Reach movements can be guided in ‘closed loop’ fashion, using visual feedback, but in biological systems such feedback is relatively slow. Thus rapid movements require ‘open loop’ transformations based on initial retinal and extra-retinal conditions. This is complicated, because the retina is attached to the interior surface of a sphere (the eye) that rotates three-dimensionally with respect to the world, the other eye, and effectors such as the reach system. Further, head movement causes the eyes to translate with respect to both the visual world and the shoulder. Optimism continues to abound that linear approximations will capture the main properties of this system (i.e., most visuomotor studies implicitly treat the retina as a flat, shifting plane), but unfortunately this ignores several fundamentals that the real brain must deal with. Amongst these is the need for eye and head orientation signals to solve the spatial relationships between patterns of stimulation on the two retinas (for depth vision) and between the external world and motor effectors.

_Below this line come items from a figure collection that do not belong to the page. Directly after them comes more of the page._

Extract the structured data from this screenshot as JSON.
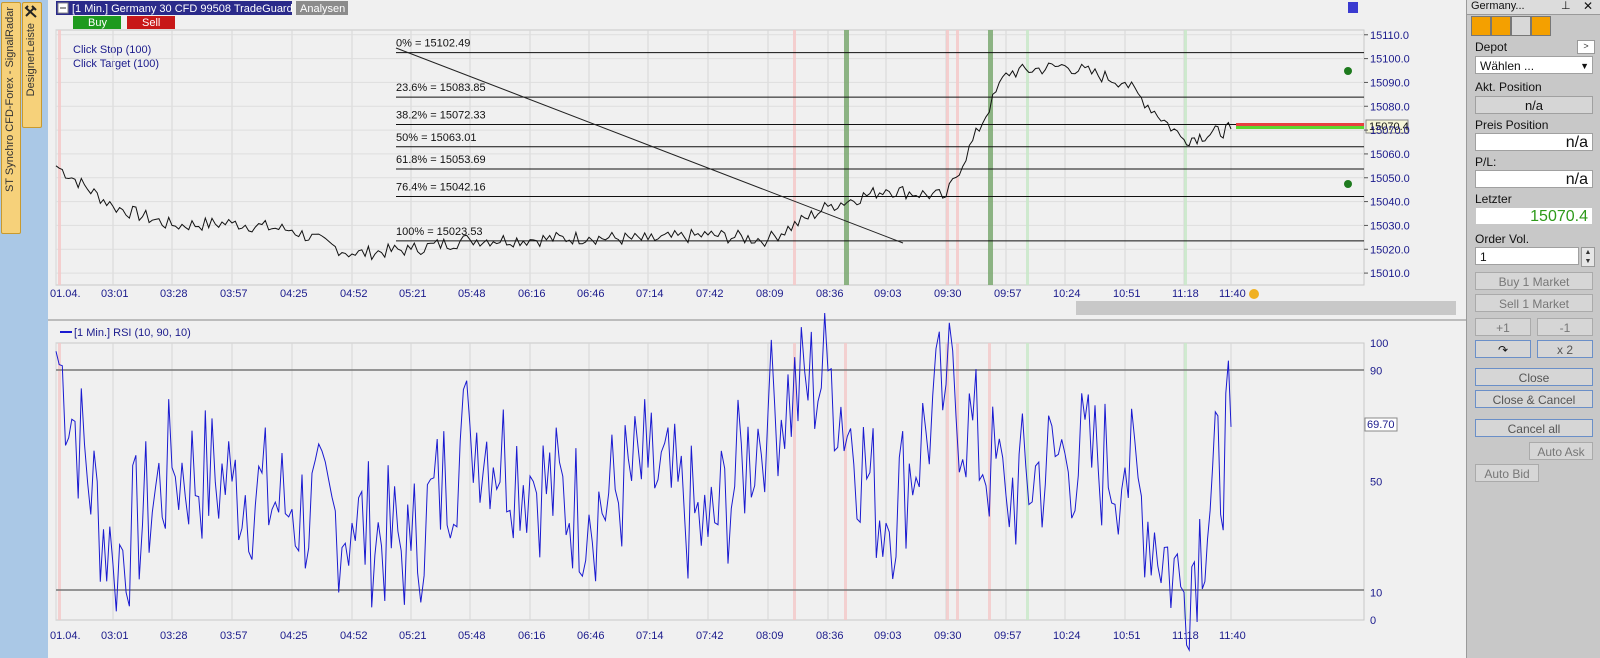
{
  "side_tabs": {
    "designer": "DesignerLeiste",
    "signal": "ST Synchro CFD-Forex - SignalRadar"
  },
  "header": {
    "instrument_label": "[1 Min.] Germany 30 CFD 99508 TradeGuard",
    "analysen": "Analysen",
    "buy": "Buy",
    "sell": "Sell"
  },
  "click_orders": {
    "stop": "Click Stop  (100)",
    "target": "Click Target  (100)"
  },
  "fib_levels": [
    {
      "label": "0% = 15102.49",
      "price": 15102.49
    },
    {
      "label": "23.6% = 15083.85",
      "price": 15083.85
    },
    {
      "label": "38.2% = 15072.33",
      "price": 15072.33
    },
    {
      "label": "50% = 15063.01",
      "price": 15063.01
    },
    {
      "label": "61.8% = 15053.69",
      "price": 15053.69
    },
    {
      "label": "76.4% = 15042.16",
      "price": 15042.16
    },
    {
      "label": "100% = 15023.53",
      "price": 15023.53
    }
  ],
  "price_axis": [
    "15110.0",
    "15100.0",
    "15090.0",
    "15080.0",
    "15070.0",
    "15060.0",
    "15050.0",
    "15040.0",
    "15030.0",
    "15020.0",
    "15010.0"
  ],
  "price_current": "15070.4",
  "time_axis": [
    "01.04.",
    "03:01",
    "03:28",
    "03:57",
    "04:25",
    "04:52",
    "05:21",
    "05:48",
    "06:16",
    "06:46",
    "07:14",
    "07:42",
    "08:09",
    "08:36",
    "09:03",
    "09:30",
    "09:57",
    "10:24",
    "10:51",
    "11:18",
    "11:40"
  ],
  "rsi": {
    "label": "[1 Min.] RSI  (10, 90, 10)",
    "axis": [
      "100",
      "90",
      "50",
      "10",
      "0"
    ],
    "current": "69.70"
  },
  "chart_data": [
    {
      "type": "line",
      "title": "[1 Min.] Germany 30 CFD",
      "x": [
        "01.04.",
        "03:01",
        "03:28",
        "03:57",
        "04:25",
        "04:52",
        "05:21",
        "05:48",
        "06:16",
        "06:46",
        "07:14",
        "07:42",
        "08:09",
        "08:36",
        "09:03",
        "09:30",
        "09:57",
        "10:24",
        "10:51",
        "11:18",
        "11:40"
      ],
      "series": [
        {
          "name": "Germany 30 CFD",
          "values": [
            15055,
            15038,
            15030,
            15031,
            15028,
            15018,
            15020,
            15024,
            15024,
            15025,
            15024,
            15026,
            15024,
            15038,
            15045,
            15042,
            15094,
            15097,
            15090,
            15066,
            15070.4
          ]
        }
      ],
      "ylim": [
        15005,
        15112
      ]
    },
    {
      "type": "line",
      "title": "[1 Min.] RSI  (10, 90, 10)",
      "x": [
        "01.04.",
        "03:01",
        "03:28",
        "03:57",
        "04:25",
        "04:52",
        "05:21",
        "05:48",
        "06:16",
        "06:46",
        "07:14",
        "07:42",
        "08:09",
        "08:36",
        "09:03",
        "09:30",
        "09:57",
        "10:24",
        "10:51",
        "11:18",
        "11:40"
      ],
      "series": [
        {
          "name": "RSI",
          "values": [
            97,
            20,
            55,
            50,
            40,
            35,
            25,
            70,
            52,
            38,
            55,
            30,
            75,
            90,
            35,
            85,
            45,
            60,
            55,
            10,
            69.7
          ]
        }
      ],
      "ylim": [
        0,
        100
      ]
    }
  ],
  "right_panel": {
    "title": "Germany...",
    "depot_label": "Depot",
    "depot_value": "Wählen ...",
    "akt_position_label": "Akt. Position",
    "akt_position_value": "n/a",
    "preis_position_label": "Preis Position",
    "preis_position_value": "n/a",
    "pl_label": "P/L:",
    "pl_value": "n/a",
    "letzter_label": "Letzter",
    "letzter_value": "15070.4",
    "order_vol_label": "Order Vol.",
    "order_vol_value": "1",
    "buy_market": "Buy 1 Market",
    "sell_market": "Sell 1 Market",
    "plus1": "+1",
    "minus1": "-1",
    "x2": "x 2",
    "close": "Close",
    "close_cancel": "Close & Cancel",
    "cancel_all": "Cancel all",
    "auto_ask": "Auto Ask",
    "auto_bid": "Auto Bid"
  },
  "colors": {
    "accent_blue": "#1a1a8c",
    "buy": "#1e9a1e",
    "sell": "#c81818",
    "letzter": "#2e9a1a"
  }
}
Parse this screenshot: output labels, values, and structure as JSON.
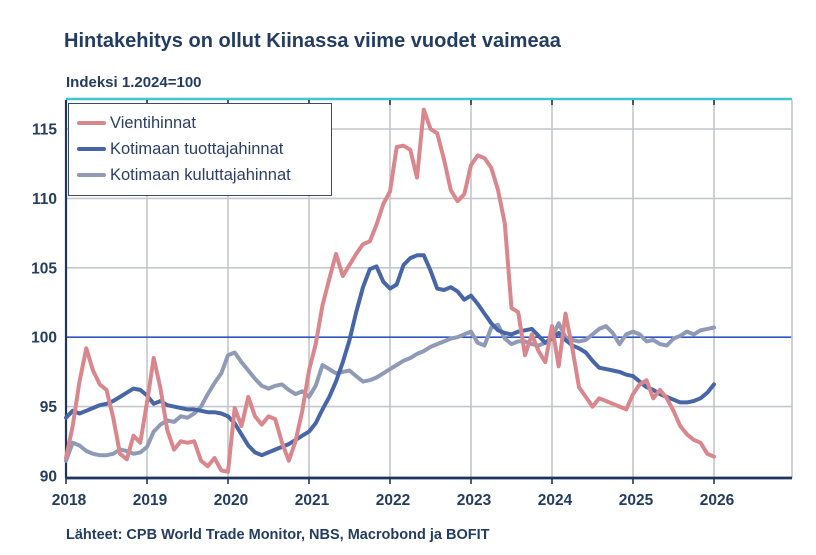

Here we will describe recent efforts to 1) understand the geometric problems that the brain encounters in planning reach, 2) determine if the brain actually solves these problems, and 3) model how the brain might solve these problems.

Are People Successful at Learning Sequences of Actions on a Perceptual Matching Task?

Robert A. Jacobs, University of Rochester; Reiko Yakushijin, Aoyama Gakuin University

Human subjects were trained to perform a perceptual matching task requiring them to manipulate comparison objects until they matched target objects using the fewest manipulations possible. Efficient performance of this task requires an understanding of the hidden or latent causal structure governing the relationships between actions and perceptual outcomes. We use two benchmarks to evaluate the quality of subjects' learning. One benchmark is based on optimal performance as calculated by a dynamic programming procedure. The other is based on an adaptive computational agent that uses a reinforcement learning method known as Q-learning to learn to perform the task. Our analyses suggest that subjects were indeed successful learners. In particular, they learned to perform the perceptual matching task in a near-optimal manner (i.e., using a small number of manipulations) at the end of training. Subjects were able to achieve near- optimal performance because they learned, at least partially, the causal structure underlying the task. In addition, subjects' performances were broadly consistent with those of model-based reinforcement learning agents that built and used internal models of how their actions influenced the external environment. On the basis of these results, we hypothesize that people will achieve near-optimal performances on tasks requiring sequences of actions -- especially sensorimotor tasks with underlying latent causal structures -- when they can detect the effect of their actions on the environment, and when they can represent and reason about these effects using an internal mental model.